Вся комната его была заставлена и завалена какими-то ящиками, толстыми книгами незнакомой мне гражданской печати, всюду стояли бутылки с разноцветными жидкостями, куски меди и железа, прутья свинца. С утра до вечера он, в рыжей кожаной куртке, в серых клетчатых штанах, весь измазанный какими-то красками, неприятно пахучий, встрепанный и неловкий, плавил свинец, паял какие-то медные штучки, что-то взвешивал на маленьких весах, мычал, обжигал пальцы и торопливо дул на них, подходил, спотыкаясь, к чертежам на стене и, протерев очки, нюхал чертежи, почти касаясь бумаги тонким и прямым, странно белым носом. А иногда вдруг останавливался среди комнаты или у окна и долго стоял, закрыв глаза, подняв лицо, остолбеневший, безмолвный.
Я влезал на крышу сарая и через двор наблюдал за ним в открытое окно, видел синий огонь спиртовой лампы на столе, темную фигуру; видел, как он пишет что-то в растрепанной тетради, очки его блестят холодно и синевато, как льдины, — колдовская работа этого человека часами держала меня на крыше, мучительно разжигая любопытство.
Иногда он, стоя в окне, как в раме, спрятав руки за спину, смотрел прямо на крышу, но меня как будто не видел, и это очень обижало.
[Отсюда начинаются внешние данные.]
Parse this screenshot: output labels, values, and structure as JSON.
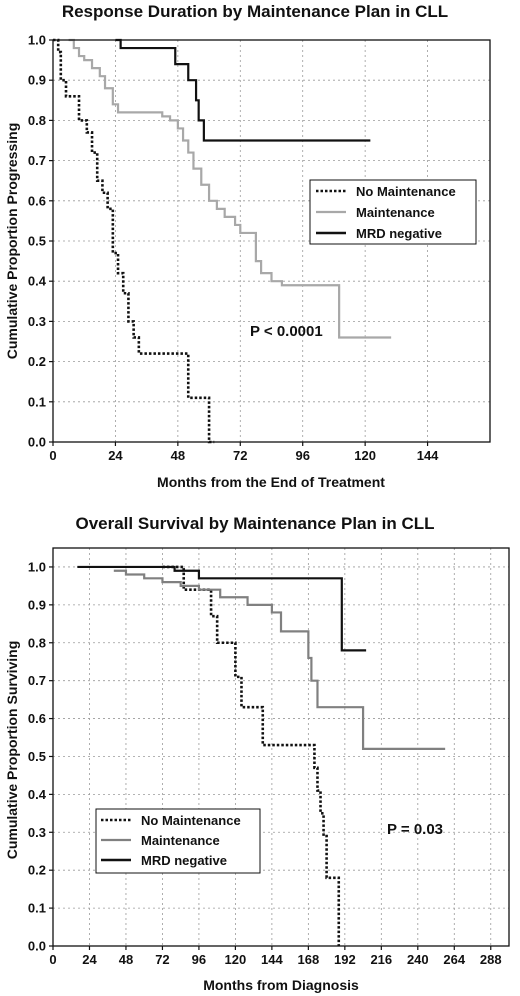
{
  "chart_data": [
    {
      "type": "line",
      "step": true,
      "title": "Response Duration by Maintenance Plan in CLL",
      "xlabel": "Months from the End of Treatment",
      "ylabel": "Cumulative Proportion Progressing",
      "xlim": [
        0,
        168
      ],
      "ylim": [
        0,
        1
      ],
      "xticks": [
        "0",
        "24",
        "48",
        "72",
        "96",
        "120",
        "144"
      ],
      "xtick_values": [
        0,
        24,
        48,
        72,
        96,
        120,
        144
      ],
      "yticks": [
        "0.0",
        "0.1",
        "0.2",
        "0.3",
        "0.4",
        "0.5",
        "0.6",
        "0.7",
        "0.8",
        "0.9",
        "1.0"
      ],
      "grid": true,
      "legend_position": "center-right",
      "annotation": "P < 0.0001",
      "series": [
        {
          "name": "No Maintenance",
          "style": "dotted",
          "color": "#111111",
          "x": [
            0,
            2,
            3,
            5,
            7,
            10,
            13,
            15,
            17,
            19,
            21,
            23,
            24,
            25,
            27,
            29,
            31,
            33,
            35,
            52,
            54,
            60,
            62
          ],
          "y": [
            1.0,
            0.97,
            0.9,
            0.86,
            0.86,
            0.8,
            0.77,
            0.72,
            0.65,
            0.62,
            0.58,
            0.47,
            0.47,
            0.42,
            0.37,
            0.3,
            0.26,
            0.22,
            0.22,
            0.11,
            0.11,
            0.0,
            0.0
          ]
        },
        {
          "name": "Maintenance",
          "style": "solid",
          "color": "#a8a8a8",
          "x": [
            6,
            8,
            10,
            12,
            15,
            18,
            20,
            23,
            25,
            38,
            42,
            45,
            48,
            50,
            52,
            54,
            57,
            60,
            63,
            66,
            70,
            72,
            75,
            78,
            80,
            84,
            88,
            110,
            130
          ],
          "y": [
            1.0,
            0.98,
            0.96,
            0.95,
            0.93,
            0.91,
            0.88,
            0.84,
            0.82,
            0.82,
            0.81,
            0.8,
            0.78,
            0.75,
            0.72,
            0.68,
            0.64,
            0.6,
            0.58,
            0.56,
            0.54,
            0.52,
            0.52,
            0.45,
            0.42,
            0.4,
            0.39,
            0.26,
            0.26
          ]
        },
        {
          "name": "MRD negative",
          "style": "solid",
          "color": "#111111",
          "x": [
            24,
            26,
            38,
            47,
            52,
            55,
            56,
            58,
            122
          ],
          "y": [
            1.0,
            0.98,
            0.98,
            0.94,
            0.9,
            0.85,
            0.8,
            0.75,
            0.75
          ]
        }
      ]
    },
    {
      "type": "line",
      "step": true,
      "title": "Overall Survival by Maintenance Plan in CLL",
      "xlabel": "Months from Diagnosis",
      "ylabel": "Cumulative Proportion Surviving",
      "xlim": [
        0,
        300
      ],
      "ylim": [
        0,
        1.05
      ],
      "xticks": [
        "0",
        "24",
        "48",
        "72",
        "96",
        "120",
        "144",
        "168",
        "192",
        "216",
        "240",
        "264",
        "288"
      ],
      "xtick_values": [
        0,
        24,
        48,
        72,
        96,
        120,
        144,
        168,
        192,
        216,
        240,
        264,
        288
      ],
      "yticks": [
        "0.0",
        "0.1",
        "0.2",
        "0.3",
        "0.4",
        "0.5",
        "0.6",
        "0.7",
        "0.8",
        "0.9",
        "1.0"
      ],
      "grid": true,
      "legend_position": "bottom-left",
      "annotation": "P = 0.03",
      "series": [
        {
          "name": "No Maintenance",
          "style": "dotted",
          "color": "#111111",
          "x": [
            72,
            84,
            86,
            100,
            104,
            108,
            112,
            120,
            124,
            134,
            138,
            170,
            172,
            174,
            176,
            178,
            180,
            186,
            188
          ],
          "y": [
            1.0,
            1.0,
            0.94,
            0.94,
            0.87,
            0.8,
            0.8,
            0.71,
            0.63,
            0.63,
            0.53,
            0.53,
            0.47,
            0.41,
            0.35,
            0.29,
            0.18,
            0.18,
            0.0
          ]
        },
        {
          "name": "Maintenance",
          "style": "solid",
          "color": "#808080",
          "x": [
            40,
            48,
            60,
            72,
            84,
            96,
            110,
            128,
            144,
            150,
            162,
            168,
            170,
            174,
            204,
            258
          ],
          "y": [
            0.99,
            0.98,
            0.97,
            0.96,
            0.95,
            0.94,
            0.92,
            0.9,
            0.88,
            0.83,
            0.83,
            0.76,
            0.7,
            0.63,
            0.52,
            0.52
          ]
        },
        {
          "name": "MRD negative",
          "style": "solid",
          "color": "#111111",
          "x": [
            16,
            60,
            80,
            96,
            186,
            190,
            206
          ],
          "y": [
            1.0,
            1.0,
            0.99,
            0.97,
            0.97,
            0.78,
            0.78
          ]
        }
      ]
    }
  ]
}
Вдруг отскакивал к столу и, согнувшись вдвое, рылся на нем.
Я думаю, что я боялся бы его, будь он богаче, лучше одет, но он был беден: над воротником его куртки торчал измятый, грязный ворот рубахи, штаны — в пятнах и заплатах, на босых ногах — стоптанные туфли. Бедные — не страшны, не опасны, в этом меня незаметно убедило жалостное отношение к ним бабушки и презрительное — со стороны деда.
Никто в доме не любил Хорошее Дело; все говорили о нем посмеиваясь; веселая жена военного звала его «меловой нос», дядя Петр — аптекарем и колдуном, дед — чернокнижником, фармазоном.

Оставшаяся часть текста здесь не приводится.